Tuğrul Türkeş, zor bir dönemde kabinede yer almıştı.

Olağanüstü dönem bittikten sonra da uzunca bir süre Başbakan Yardımcılığı görevini sürdürdü. O da nöbeti başka, genç bir Ak Partili`ye devredecek. Tuğrul Türkeş, Ak Parti milletvekili olmayı sürdürecek elbette. Belki başka bir kabinede yeniden bakan olacak.
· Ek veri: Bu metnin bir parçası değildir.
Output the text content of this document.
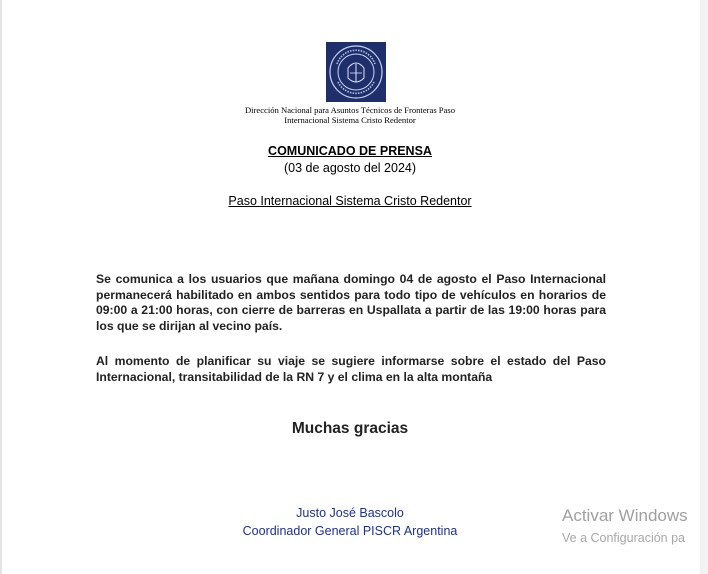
Dirección Nacional para Asuntos Técnicos de Fronteras Paso
Internacional Sistema Cristo Redentor
COMUNICADO DE PRENSA
(03 de agosto del 2024)
Paso Internacional Sistema Cristo Redentor
Se comunica a los usuarios que mañana domingo 04 de agosto el Paso Internacional permanecerá habilitado en ambos sentidos para todo tipo de vehículos en horarios de 09:00 a 21:00 horas, con cierre de barreras en Uspallata a partir de las 19:00 horas para los que se dirijan al vecino país.
Al momento de planificar su viaje se sugiere informarse sobre el estado del Paso Internacional, transitabilidad de la RN 7 y el clima en la alta montaña
Muchas gracias
Justo José Bascolo
Coordinador General PISCR Argentina
Activar Windows
Ve a Configuración pa
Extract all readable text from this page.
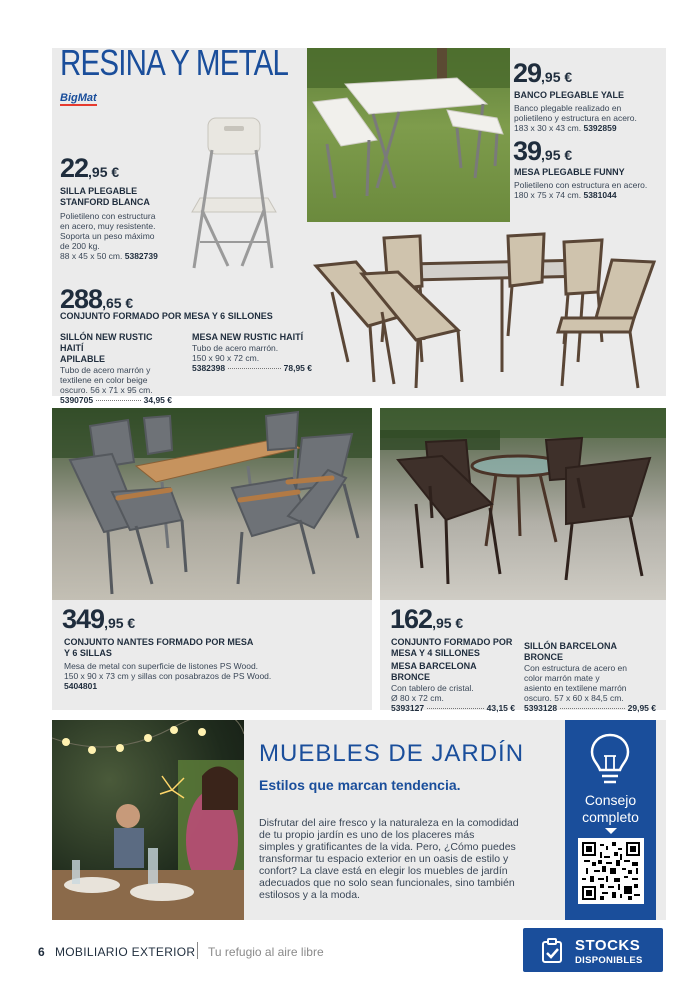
RESINA Y METAL
BigMat
22,95 €
SILLA PLEGABLE
STANFORD BLANCA
Polietileno con estructura
en acero, muy resistente.
Soporta un peso máximo
de 200 kg.
88 x 45 x 50 cm. 5382739
29,95 €
BANCO PLEGABLE YALE
Banco plegable realizado en
polietileno y estructura en acero.
183 x 30 x 43 cm. 5392859
39,95 €
MESA PLEGABLE FUNNY
Polietileno con estructura en acero.
180 x 75 x 74 cm. 5381044
288,65 €
CONJUNTO FORMADO POR MESA Y 6 SILLONES
SILLÓN NEW RUSTIC HAITÍ
APILABLE
Tubo de acero marrón y
textilene en color beige
oscuro. 56 x 71 x 95 cm.
5390705	34,95 €
MESA NEW RUSTIC HAITÍ
Tubo de acero marrón.
150 x 90 x 72 cm.
5382398	78,95 €
349,95 €
CONJUNTO NANTES FORMADO POR MESA
Y 6 SILLAS
Mesa de metal con superficie de listones PS Wood.
150 x 90 x 73 cm y sillas con posabrazos de PS Wood.
5404801
162,95 €
CONJUNTO FORMADO POR
MESA Y 4 SILLONES
MESA BARCELONA BRONCE
Con tablero de cristal.
Ø 80 x 72 cm.
5393127	43,15 €
SILLÓN BARCELONA BRONCE
Con estructura de acero en
color marrón mate y
asiento en textilene marrón
oscuro. 57 x 60 x 84,5 cm.
5393128	29,95 €
MUEBLES DE JARDÍN
Estilos que marcan tendencia.
Disfrutar del aire fresco y la naturaleza en la comodidad
de tu propio jardín es uno de los placeres más
simples y gratificantes de la vida. Pero, ¿Cómo puedes
transformar tu espacio exterior en un oasis de estilo y
confort? La clave está en elegir los muebles de jardín
adecuados que no solo sean funcionales, sino también
estilosos y a la moda.
Consejo
completo
6 MOBILIARIO EXTERIOR Tu refugio al aire libre	STOCKS
DISPONIBLES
Ak Parti ilk kez kendine vizyon belirleyen bir iktidar partisidir. 2023 vizyonu, 2053 vizyonu ve 2071 hedefleri… özellikle 2053 ve 2071 vizyonları şimdiki siyasetçilerin belki de göremeyecekleri uzaklıktadır. Ama büyük devlet olmak, gelecek nesiller için hedef koymayı ve bunun için çalışmayı da gerektiriyor. 2071`de, ne şu anki siyasetçiler ne de bizler hayatta olmayacağız. Ancak Alparslan`ın Anadolu kapılarını açmasının 1000. Yılında bizim çocuklarımız, torunlarımız bu ülkeyi yönetiyor olacak. Onlara ne kadar güçlü ve zengin bir ülke bırakırsak onlar bir adım daha ileri taşıyacak.

Ahmet Eşref Fakıbaba, Jülide Sarıeroğlu, Abdulhamit Gül, Osman Aşkın Bak, Ahmet Demircan kabineye ilk kez giren isimler. Hiçbiri sıradan değil. Hepsi kendini yetiştirmiş ve başarısını kanıtlamış siyasetçiler. Yolları açık olsun.

Yeni kabine Türkiye`ye hayırlı olsun.